Can the darkness speak of your wonderful deeds? Can anyone in the land of forgetfulness talk about your righteousness? (Psalm 88:12 NLT). The psalmist, Heman the Ezrahite, had hit rock bottom as he penned this psalm, feeling like his life of service to God had been useless. As he poured out his desperation to the Lord, he closed the psalm with these words: You have taken away my companions and loved ones. Darkness is my closest friend (Psalm 88:18 NLT). He was quite dejected.

The “land of forgetfulness” is figurative language for the grave, where no thought or memory occurs. In verse 5, Heman says, they have left me among the dead, and I lie like a corpse in a grave. I am forgotten, cut off from your care. Death and the grave would cut Heman off from remembering his failures and sin. It seemed like a good escape plan. A natural solution for a spiritual problem.

There is nothing to be gained from rehearsing our failures and shortcomings over and over again. It didn’t profit Heman at all, except to write an extremely doleful song that was sung to a tune entitled, The Suffering of Affliction.

Because of Jesus’ death on the cross, we can access immediate forgiveness through the shed blood of our Savior. He suffered the ultimate separation from God when He hung on the cross and was cut off from the Father. Jesus took our sins to the “land cut off” and to the “land of forgetfulness” where they are completely forgotten.

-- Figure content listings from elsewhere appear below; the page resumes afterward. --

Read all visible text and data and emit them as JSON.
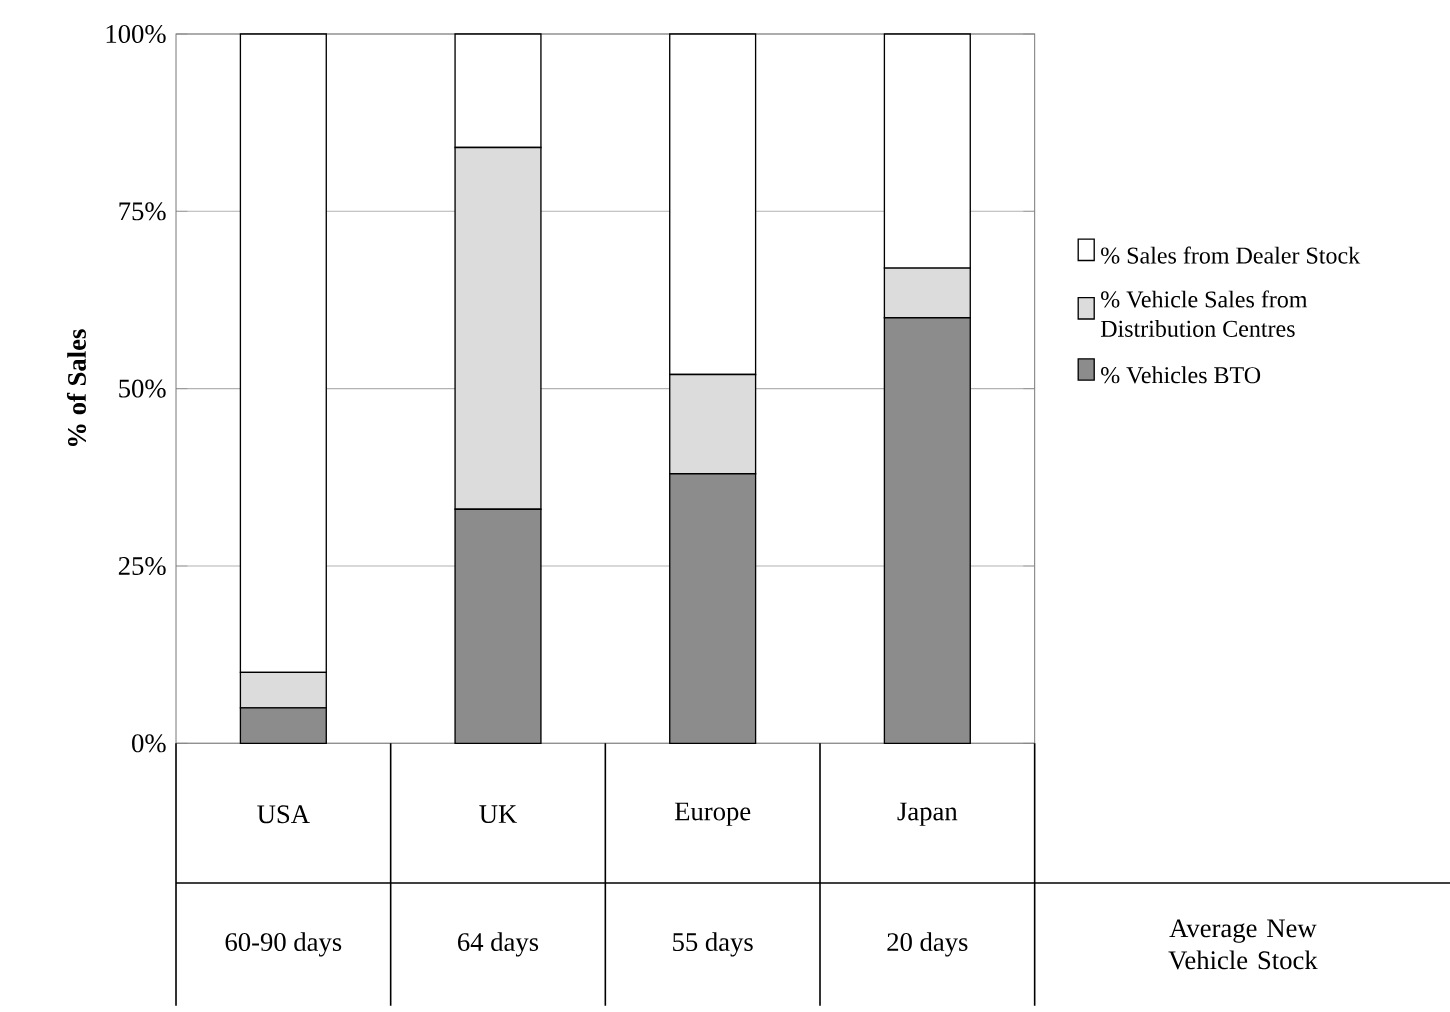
{
  "chart_data": {
    "type": "bar",
    "stacked": true,
    "ylabel": "% of Sales",
    "categories": [
      "USA",
      "UK",
      "Europe",
      "Japan"
    ],
    "series": [
      {
        "name": "% Vehicles BTO",
        "color": "#8c8c8c",
        "values": [
          5,
          33,
          38,
          60
        ]
      },
      {
        "name": "% Vehicle Sales from Distribution Centres",
        "color": "#dcdcdc",
        "values": [
          5,
          51,
          14,
          7
        ]
      },
      {
        "name": "% Sales from Dealer Stock",
        "color": "#ffffff",
        "values": [
          90,
          16,
          48,
          33
        ]
      }
    ],
    "ylim": [
      0,
      100
    ],
    "yticks": [
      {
        "value": 0,
        "label": "0%"
      },
      {
        "value": 25,
        "label": "25%"
      },
      {
        "value": 50,
        "label": "50%"
      },
      {
        "value": 75,
        "label": "75%"
      },
      {
        "value": 100,
        "label": "100%"
      }
    ],
    "grid": "y",
    "legend": "right",
    "annotations": [
      "60-90 days",
      "64 days",
      "55 days",
      "20 days",
      "Average New Vehicle Stock"
    ]
  }
}
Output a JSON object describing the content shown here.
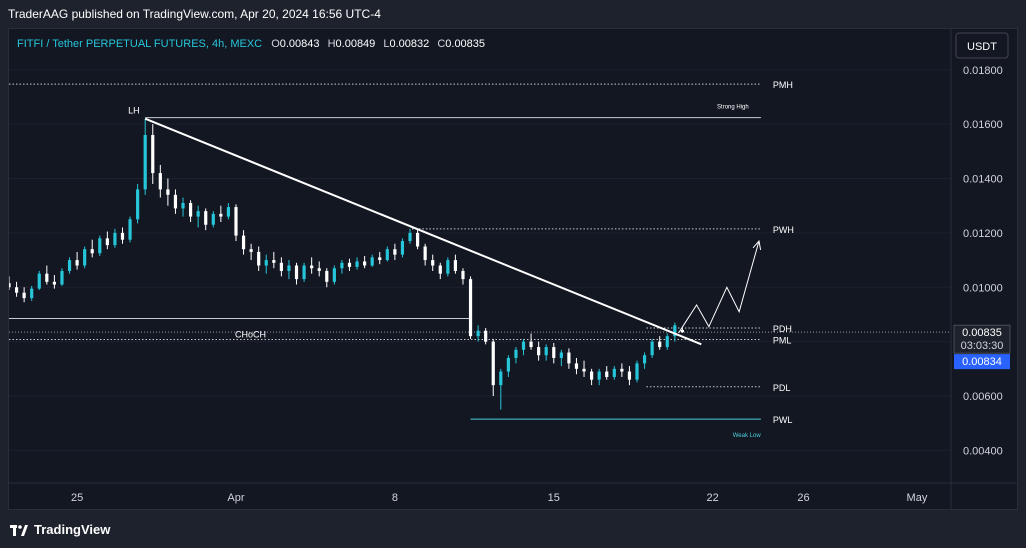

If only Heman’s heavy heart could have been comforted as ours can! The Hebrew word for “forget” means to ignore, to neglect, to forsake, to willfully act in disregard to a person or thing. When the Lord forgives our sins and then forgets our sins and wrongdoings, He chooses to ignore them, to disregard them. Sometimes there are consequences for our sins, but the Lord does not categorize us forever in sin pockets or label us as losers based on our wrongdoings. He says, in Jeremiah 31:34, I will forgive their iniquity, and their sin I will remember no more.

It all goes to the Land of Forgetfulness. Psalm 103:12 (NKJV) says, as far as the east is from the west, so far has He removed our transgressions from us. Why the east and west? How far is that? Some sins are really weighty, aren’t they? Surely He keeps them a little closer in view…

But no, He doesn’t. There is the North Pole and the South Pole. If you start at the North Pole and travel all the way to the South Pole, there is a definite starting point, the North Pole, and a definite ending point, the South Pole. However, in going from east to west, there is no East Pole or West Pole. There is no starting point and no ending point—no beginning or end. So it is with God’s Land of Forgetfulness. He has a never-ending capacity to forget our sins, and He lovingly, mercifully, graciously chooses to do that.

The Lord is compassionate and merciful, slow to get angry, and filled with unfailing love. He will not constantly accuse us, nor remain angry forever. He does not punish us for all our sins; He doesn’t deal harshly with us as we deserve…He has removed our sins as far from us as the east is from the west (Psalm 103:8,9,10, 12 NLT).